I have studied quite a bit about finance and whether through my own hypothesis, or through something I read somewhere, I always believed that employment was a leading indicator of where the housing market was headed. After researching this article, and how the markets reacted after the housing bubble burst, I am no longer certain that changes in employment are that much ahead of changes in the housing market.
This first graph below illustrates the inflation adjusted and nominal median house prices in the United States.
Let’s take a look:
It doesn’t take a rocket scientist to see the rapid rise and fall in house prices around the nation, and sadly when looking at this graph it is almost pathetic that we didn’t see a problem looming on the horizon when values were shooting up so fast! Take a look at the two additional lines on this graph that represent the pre-bubble value trends… It should have been obvious that something was amiss; but, hindsight is 20/20!
Let us now turn our attention to the other variable in this equation: Employment (or lack there of!)
Again, no rocket scientist necessary. When the bubble burst, the jobs went away seemingly over night and the unemployment rate shot up!
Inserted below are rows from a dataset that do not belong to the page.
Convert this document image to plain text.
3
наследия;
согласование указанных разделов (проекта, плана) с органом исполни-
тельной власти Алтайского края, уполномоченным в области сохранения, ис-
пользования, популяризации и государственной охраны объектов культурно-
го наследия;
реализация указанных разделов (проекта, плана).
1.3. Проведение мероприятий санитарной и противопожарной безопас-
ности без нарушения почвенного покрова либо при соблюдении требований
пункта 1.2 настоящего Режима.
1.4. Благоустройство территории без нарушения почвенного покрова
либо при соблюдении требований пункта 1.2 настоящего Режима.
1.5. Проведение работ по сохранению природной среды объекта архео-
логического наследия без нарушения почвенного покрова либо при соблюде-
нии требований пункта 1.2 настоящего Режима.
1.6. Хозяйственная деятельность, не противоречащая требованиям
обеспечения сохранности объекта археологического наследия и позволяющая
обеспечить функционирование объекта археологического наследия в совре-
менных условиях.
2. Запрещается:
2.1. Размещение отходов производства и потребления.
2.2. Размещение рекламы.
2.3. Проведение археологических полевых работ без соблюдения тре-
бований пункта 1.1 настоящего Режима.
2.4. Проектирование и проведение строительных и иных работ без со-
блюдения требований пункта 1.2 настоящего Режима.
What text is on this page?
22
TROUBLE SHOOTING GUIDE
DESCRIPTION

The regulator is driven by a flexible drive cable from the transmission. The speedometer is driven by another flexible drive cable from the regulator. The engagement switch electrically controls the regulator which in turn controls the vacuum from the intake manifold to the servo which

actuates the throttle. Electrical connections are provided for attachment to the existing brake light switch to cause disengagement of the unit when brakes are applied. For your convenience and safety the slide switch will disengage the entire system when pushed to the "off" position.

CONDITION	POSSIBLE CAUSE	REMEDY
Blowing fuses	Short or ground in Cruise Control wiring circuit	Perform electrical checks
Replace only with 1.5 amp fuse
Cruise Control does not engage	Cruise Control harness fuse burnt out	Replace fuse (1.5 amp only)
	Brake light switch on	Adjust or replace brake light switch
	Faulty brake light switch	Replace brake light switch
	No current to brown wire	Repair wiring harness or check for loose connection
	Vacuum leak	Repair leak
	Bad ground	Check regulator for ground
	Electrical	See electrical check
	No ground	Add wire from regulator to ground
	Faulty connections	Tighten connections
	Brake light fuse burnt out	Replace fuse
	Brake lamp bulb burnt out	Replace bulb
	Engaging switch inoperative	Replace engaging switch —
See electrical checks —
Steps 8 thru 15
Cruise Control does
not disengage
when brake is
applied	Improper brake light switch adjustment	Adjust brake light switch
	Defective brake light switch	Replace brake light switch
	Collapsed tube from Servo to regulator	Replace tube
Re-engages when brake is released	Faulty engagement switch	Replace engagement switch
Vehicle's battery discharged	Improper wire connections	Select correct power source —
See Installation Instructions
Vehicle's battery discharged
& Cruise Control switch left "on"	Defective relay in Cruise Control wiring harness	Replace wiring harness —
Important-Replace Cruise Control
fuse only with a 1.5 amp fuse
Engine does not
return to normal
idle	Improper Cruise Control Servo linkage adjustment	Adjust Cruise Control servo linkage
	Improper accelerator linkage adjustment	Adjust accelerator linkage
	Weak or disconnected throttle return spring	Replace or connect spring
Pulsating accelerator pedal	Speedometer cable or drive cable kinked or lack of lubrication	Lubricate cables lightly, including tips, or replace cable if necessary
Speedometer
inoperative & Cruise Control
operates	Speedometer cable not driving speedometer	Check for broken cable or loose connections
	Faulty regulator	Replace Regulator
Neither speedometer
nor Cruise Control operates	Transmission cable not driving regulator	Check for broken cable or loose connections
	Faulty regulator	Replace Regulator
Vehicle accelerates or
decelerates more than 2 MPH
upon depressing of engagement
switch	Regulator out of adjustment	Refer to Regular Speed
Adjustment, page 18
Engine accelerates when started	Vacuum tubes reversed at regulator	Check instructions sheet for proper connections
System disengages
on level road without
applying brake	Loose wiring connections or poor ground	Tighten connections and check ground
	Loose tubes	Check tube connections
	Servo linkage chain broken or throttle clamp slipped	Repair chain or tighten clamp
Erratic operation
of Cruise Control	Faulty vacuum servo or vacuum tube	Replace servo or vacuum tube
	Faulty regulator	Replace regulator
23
Now that we know how the two markets reacted individually, let’s take a look at correlation between the two; and while it may look like a kid drew this with a crayon, it is to scale and accurate.
Going back to what I said initially, I always believed that employment was a good leading indicator of where the housing market was headed, but this graph suggests otherwise. Looking closely one can see that almost as if they were synchronized swimmers, house prices fell and unemployment rose at the same time. They have almost a perfect inverse correlation, and appear to be completely efficient with no lag time between them.
Once again, it seems that one cannot beat the market!